TPDE: A Fast Adaptable Compiler Back-End Framework

Researchers from the Technical University of Munich (TUM) have announced TPDE as a fast and adaptable compiler back-end framework.

I wonder if it could be useful to Julia in the future.

6 Likes

Beat me to it… had the same thought. Since something like this works with LLVM at some level, how much effort would be required to “drop it in?”

The primary goal is low-latency compilation while maintaining reasonable (-O0 ) code quality, e.g., as baseline compiler for JIT compilation or unoptimized builds.
Currently, TPDE only targets ELF-based x86-64 and AArch64 (Armv8.1) platforms.

TPDE seems to be a research tool/benchmark, not aimed at production.

1 Like

not really if -O0 stays where it is relative to -O3 in terms of performance.

1 Like

In addition to the limited number of targets, do other unsupported features affect Julia?

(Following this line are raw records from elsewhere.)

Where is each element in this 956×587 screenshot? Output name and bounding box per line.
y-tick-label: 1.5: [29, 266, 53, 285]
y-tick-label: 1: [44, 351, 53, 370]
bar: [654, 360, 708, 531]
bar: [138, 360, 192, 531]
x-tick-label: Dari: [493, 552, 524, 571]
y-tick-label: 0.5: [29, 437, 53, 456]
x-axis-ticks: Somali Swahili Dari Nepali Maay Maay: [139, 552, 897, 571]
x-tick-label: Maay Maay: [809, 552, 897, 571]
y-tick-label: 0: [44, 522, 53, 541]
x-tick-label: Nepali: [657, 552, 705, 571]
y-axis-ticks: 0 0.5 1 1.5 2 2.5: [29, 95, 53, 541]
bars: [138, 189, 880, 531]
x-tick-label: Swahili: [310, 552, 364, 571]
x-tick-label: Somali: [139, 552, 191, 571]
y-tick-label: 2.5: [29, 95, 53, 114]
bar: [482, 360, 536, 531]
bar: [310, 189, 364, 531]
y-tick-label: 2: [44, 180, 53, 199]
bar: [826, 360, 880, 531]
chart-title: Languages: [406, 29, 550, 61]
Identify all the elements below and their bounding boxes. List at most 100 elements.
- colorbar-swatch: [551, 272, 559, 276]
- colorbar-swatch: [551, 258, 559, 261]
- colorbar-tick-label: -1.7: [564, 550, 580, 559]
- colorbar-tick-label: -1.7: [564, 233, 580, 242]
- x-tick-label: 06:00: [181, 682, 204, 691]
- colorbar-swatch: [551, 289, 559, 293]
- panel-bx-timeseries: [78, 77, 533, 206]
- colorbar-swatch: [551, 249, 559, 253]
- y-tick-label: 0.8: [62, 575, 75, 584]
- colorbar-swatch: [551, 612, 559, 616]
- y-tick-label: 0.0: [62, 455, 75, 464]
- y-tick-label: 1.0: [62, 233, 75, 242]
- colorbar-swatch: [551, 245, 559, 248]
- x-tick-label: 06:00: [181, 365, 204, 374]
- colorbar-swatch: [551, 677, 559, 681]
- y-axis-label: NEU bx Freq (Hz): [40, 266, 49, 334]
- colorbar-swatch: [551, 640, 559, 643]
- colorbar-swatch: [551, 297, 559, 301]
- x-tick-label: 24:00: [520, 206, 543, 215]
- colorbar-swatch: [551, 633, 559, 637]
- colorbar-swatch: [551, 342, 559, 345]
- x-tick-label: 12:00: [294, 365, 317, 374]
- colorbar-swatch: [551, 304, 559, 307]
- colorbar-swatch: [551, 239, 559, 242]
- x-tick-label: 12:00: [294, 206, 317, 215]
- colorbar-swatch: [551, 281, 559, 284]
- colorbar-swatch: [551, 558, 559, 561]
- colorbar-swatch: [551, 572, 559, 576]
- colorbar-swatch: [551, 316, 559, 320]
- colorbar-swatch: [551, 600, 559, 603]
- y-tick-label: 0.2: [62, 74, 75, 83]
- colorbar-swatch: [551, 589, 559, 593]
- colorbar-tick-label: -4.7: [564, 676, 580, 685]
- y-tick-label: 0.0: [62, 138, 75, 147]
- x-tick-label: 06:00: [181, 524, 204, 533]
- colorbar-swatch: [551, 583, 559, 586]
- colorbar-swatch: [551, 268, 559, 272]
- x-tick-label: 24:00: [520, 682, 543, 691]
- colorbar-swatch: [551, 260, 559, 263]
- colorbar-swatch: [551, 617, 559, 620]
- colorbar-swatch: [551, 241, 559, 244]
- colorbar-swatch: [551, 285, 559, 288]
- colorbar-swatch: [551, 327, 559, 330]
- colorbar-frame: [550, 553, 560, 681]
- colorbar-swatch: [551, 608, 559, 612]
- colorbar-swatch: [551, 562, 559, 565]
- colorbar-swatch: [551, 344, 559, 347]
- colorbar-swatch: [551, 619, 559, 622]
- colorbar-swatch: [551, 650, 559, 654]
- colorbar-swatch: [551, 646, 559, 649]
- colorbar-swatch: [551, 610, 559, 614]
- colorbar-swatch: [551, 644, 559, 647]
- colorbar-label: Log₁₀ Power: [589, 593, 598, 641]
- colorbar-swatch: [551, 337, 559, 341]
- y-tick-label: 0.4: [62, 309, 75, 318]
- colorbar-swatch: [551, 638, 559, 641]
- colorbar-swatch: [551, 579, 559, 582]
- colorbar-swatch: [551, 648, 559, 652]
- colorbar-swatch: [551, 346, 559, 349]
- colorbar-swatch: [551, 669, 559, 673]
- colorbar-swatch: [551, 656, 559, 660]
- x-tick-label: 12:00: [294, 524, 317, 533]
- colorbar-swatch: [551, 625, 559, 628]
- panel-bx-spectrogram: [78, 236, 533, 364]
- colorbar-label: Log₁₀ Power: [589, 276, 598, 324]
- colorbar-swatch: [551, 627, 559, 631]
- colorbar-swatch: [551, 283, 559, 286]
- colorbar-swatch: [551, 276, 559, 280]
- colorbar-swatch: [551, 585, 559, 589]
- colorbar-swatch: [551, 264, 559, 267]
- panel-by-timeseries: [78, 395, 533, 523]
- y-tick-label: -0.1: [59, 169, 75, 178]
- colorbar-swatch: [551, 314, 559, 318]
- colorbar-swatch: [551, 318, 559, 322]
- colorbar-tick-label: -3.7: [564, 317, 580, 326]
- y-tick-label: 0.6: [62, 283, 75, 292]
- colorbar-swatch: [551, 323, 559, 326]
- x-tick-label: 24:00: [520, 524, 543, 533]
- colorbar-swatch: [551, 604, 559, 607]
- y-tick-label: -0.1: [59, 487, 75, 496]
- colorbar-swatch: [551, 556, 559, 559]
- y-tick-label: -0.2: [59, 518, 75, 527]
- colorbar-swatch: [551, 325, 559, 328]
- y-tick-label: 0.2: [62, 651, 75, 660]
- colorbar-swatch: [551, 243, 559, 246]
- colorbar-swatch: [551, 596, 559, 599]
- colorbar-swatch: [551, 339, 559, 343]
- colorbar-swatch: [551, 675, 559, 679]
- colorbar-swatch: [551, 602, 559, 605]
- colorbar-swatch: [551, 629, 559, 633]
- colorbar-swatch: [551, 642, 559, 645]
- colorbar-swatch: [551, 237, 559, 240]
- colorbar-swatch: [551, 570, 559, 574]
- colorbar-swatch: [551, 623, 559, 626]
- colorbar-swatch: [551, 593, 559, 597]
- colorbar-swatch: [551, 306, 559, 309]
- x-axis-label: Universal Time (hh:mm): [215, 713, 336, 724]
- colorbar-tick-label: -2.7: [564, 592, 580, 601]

  • Targets other than x86-64-v1/AArch64 (ARMv8.1) (Linux) ELF.
  • Code models other than Small-PIC.
  • Scalar types: integer types larger than i64 except i128 (i128 is supported), pointers with non-zero address space, half, bfloat, ppc_fp128, x86_fp80, x86_amx. Code with x86-64 long double needs to be compiled with -mlong-double-64.
  • Vectors: types that are not directly legal on the target (e.g., <32 x i8> on x86-64); icmp/fcmp; pointer element type; getelementptr with vector types; select with vector predicate, integer extension/truncation,
  • select aggregate type other than {i64, i64}.
  • bitcast larger than 64 bit.
  • Atomic operations might use a stronger consistency than required (e.g., always seqcst for atomicrmw).
  • Calling conventions other than the C calling convention (SysV on x86-64, AAPCS on AArch64).
  • fp128: fneg, fcmp one/ueq, many intrinsics.
  • Computed goto (blockaddress, indirectbr).
  • landingpad with non-empty filter clause.
  • Many intrinsics, and some intrinsics are only implemented for commonly used types (e.g., llvm.cttz only for 8/16/32/64-bit).
  • IFuncs.
  • Various forms of constant expressions in global initializers.
  • Non-empty inline assembly.
  • Full asynchronous unwind info (frame info only correct in prologue and at call sites).
  • Several corner cases that we didn’t encounter so far.